Seveneves: A Novel

Doob considered uttering the punch line to the famous joke: Who’s “we,” white man? But he thought better of it.

 

For the next few weeks his duties had taken him to various other parts of the world, making what Mario the photographer referred to as “abduction runs” and conveying the victims to Arker training camps where they would spend the rest of their time on Earth playing elaborate video games about orbital mechanics. Tavistock Prowse showed up for some of these. When he wasn’t doing that, he was making social media posts about the themes he had articulated in his conversation on the aircraft carrier. And when Doob clicked through to those posts he was always impressed by the number of people who were reading them. Tav was developing a following, and a reputation as an important thinker about the sociology of the upcoming space-based civilization.

 

Whenever Doob got a few days’ downtime, he would swoop down on a part of the country where one of his kids was living and grab them and take them camping.

 

Henry had taken up residence at Moses Lake permanently, or as permanently as anything could be in this world. That was his youngest. Hadley, the girl in the middle, was in Berkeley; she’d been doing volunteer work for an organization in Oakland and had a lot of free time. Doob would drag her away on day hikes to Mount Tam or longer sojourns in the Sierras. Hesper, his oldest, lived outside of D.C. with her boyfriend, a military man stationed at the Pentagon.

 

The Last Camping Trip happened in early October. Doob still had a few weeks left, but he knew he would spend most of it in training, or talking about training on TV. In the weeks to come he might be able to play hooky and go out on the occasional afternoon hike. But the fact of the matter was that the next time he bedded down in a sleeping bag, it would be in zero gravity, in the cozy environs of a windowless aluminum can.

 

Perhaps sensing that, Amelia had flown out on the spur of the moment. Normally she’d have been teaching school at this point in the year, but the schedule had become fluid. It was difficult to sustain the illusion that education was of value for kids who would not live long enough to use it. They’d never take the standardized tests that they were prepping for. In a way, Amelia had said, this had led to a kind of renaissance in pedagogy. Free from the constraints of racking up high test scores or getting into colleges, students could learn for learning’s sake—which was how it ought to be. The tick-tock curriculum had dissolved and been replaced by activities improvised from day to day by teachers and parents: hiking in the mountains, doing art projects about the Cloud Ark, talking with psychologists about death, reading favorite books. In one sense Amelia and her colleagues had never been more needed, never had such an opportunity to show their quality. At the same time, the routine had loosened up enough for Amelia to take a couple of days off, hop a plane to D.C., surprise Doob, and drive up into the mountains with him and Hesper and Enrique to enjoy the fall foliage.

 

Doob had never made a real connection to Enrique—a half-black, half–Puerto Rican, all-American army sergeant from the Bronx.
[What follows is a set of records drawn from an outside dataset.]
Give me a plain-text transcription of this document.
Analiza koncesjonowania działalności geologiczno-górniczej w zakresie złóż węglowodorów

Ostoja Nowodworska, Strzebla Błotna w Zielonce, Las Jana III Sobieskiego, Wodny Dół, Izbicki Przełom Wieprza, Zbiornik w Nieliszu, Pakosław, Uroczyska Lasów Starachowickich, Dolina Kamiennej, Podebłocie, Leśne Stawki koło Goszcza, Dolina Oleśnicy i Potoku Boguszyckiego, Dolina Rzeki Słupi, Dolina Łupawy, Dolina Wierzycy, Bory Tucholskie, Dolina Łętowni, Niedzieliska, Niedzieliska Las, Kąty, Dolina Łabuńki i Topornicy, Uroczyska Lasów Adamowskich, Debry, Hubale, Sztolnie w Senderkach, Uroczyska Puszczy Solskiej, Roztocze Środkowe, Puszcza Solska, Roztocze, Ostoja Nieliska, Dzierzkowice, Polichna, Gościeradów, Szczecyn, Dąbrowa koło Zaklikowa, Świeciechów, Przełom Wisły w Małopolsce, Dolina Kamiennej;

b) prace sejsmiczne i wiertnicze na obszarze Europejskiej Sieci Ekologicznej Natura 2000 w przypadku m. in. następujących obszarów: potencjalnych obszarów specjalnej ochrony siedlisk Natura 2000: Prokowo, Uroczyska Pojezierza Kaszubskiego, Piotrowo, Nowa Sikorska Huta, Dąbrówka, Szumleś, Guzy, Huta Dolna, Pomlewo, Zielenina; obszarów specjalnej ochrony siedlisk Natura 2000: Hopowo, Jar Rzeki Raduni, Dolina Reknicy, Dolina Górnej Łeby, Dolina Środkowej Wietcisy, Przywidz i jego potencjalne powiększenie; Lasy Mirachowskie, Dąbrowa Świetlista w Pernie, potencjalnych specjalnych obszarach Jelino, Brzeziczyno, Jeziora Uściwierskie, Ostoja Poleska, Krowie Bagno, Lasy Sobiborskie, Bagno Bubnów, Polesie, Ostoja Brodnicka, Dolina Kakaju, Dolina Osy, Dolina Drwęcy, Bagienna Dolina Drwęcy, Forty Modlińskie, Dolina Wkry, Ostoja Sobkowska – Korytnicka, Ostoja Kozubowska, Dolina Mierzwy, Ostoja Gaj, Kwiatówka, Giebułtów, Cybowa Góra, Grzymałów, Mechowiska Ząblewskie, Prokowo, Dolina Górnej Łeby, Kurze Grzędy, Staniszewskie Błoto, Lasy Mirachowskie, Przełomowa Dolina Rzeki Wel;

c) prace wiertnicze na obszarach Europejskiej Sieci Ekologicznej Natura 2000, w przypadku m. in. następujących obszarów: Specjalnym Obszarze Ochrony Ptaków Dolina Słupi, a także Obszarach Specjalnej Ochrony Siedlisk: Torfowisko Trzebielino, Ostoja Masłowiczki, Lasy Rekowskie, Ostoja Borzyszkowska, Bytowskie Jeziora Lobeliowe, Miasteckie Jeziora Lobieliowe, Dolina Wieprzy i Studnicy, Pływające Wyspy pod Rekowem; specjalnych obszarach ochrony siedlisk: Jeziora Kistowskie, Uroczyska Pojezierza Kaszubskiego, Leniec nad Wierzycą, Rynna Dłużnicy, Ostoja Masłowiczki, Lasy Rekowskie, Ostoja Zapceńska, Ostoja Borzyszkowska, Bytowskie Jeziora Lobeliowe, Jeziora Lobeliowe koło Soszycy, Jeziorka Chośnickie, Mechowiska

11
But now, sitting on the tailgate of a rented SUV, snuggled under a blanket with Amelia, looking out over a rolling mountain vista gorgeous with fall color, and waiting for some sausages to heat up on the hibachi, Doob felt as close to the guy as he could to anyone. Enrique seemed to sense the thawing in his mood.

 

“What are you going to build up there?” he asked.

 

It said something about how much Doob had changed in the last year that he didn’t let out a derisive snort. His face did not even change, or so he told himself. He looked over at Amelia, sitting next to him, for confirmation. She’d been trying to help Doob out. For the kids, she explained. It doesn’t matter what you think, Dubois, or what you feel. It’s not about you. It’s not even about science. Right now it’s about telling the kids in my classroom what it is that they have to hope for. So shut up and get it done.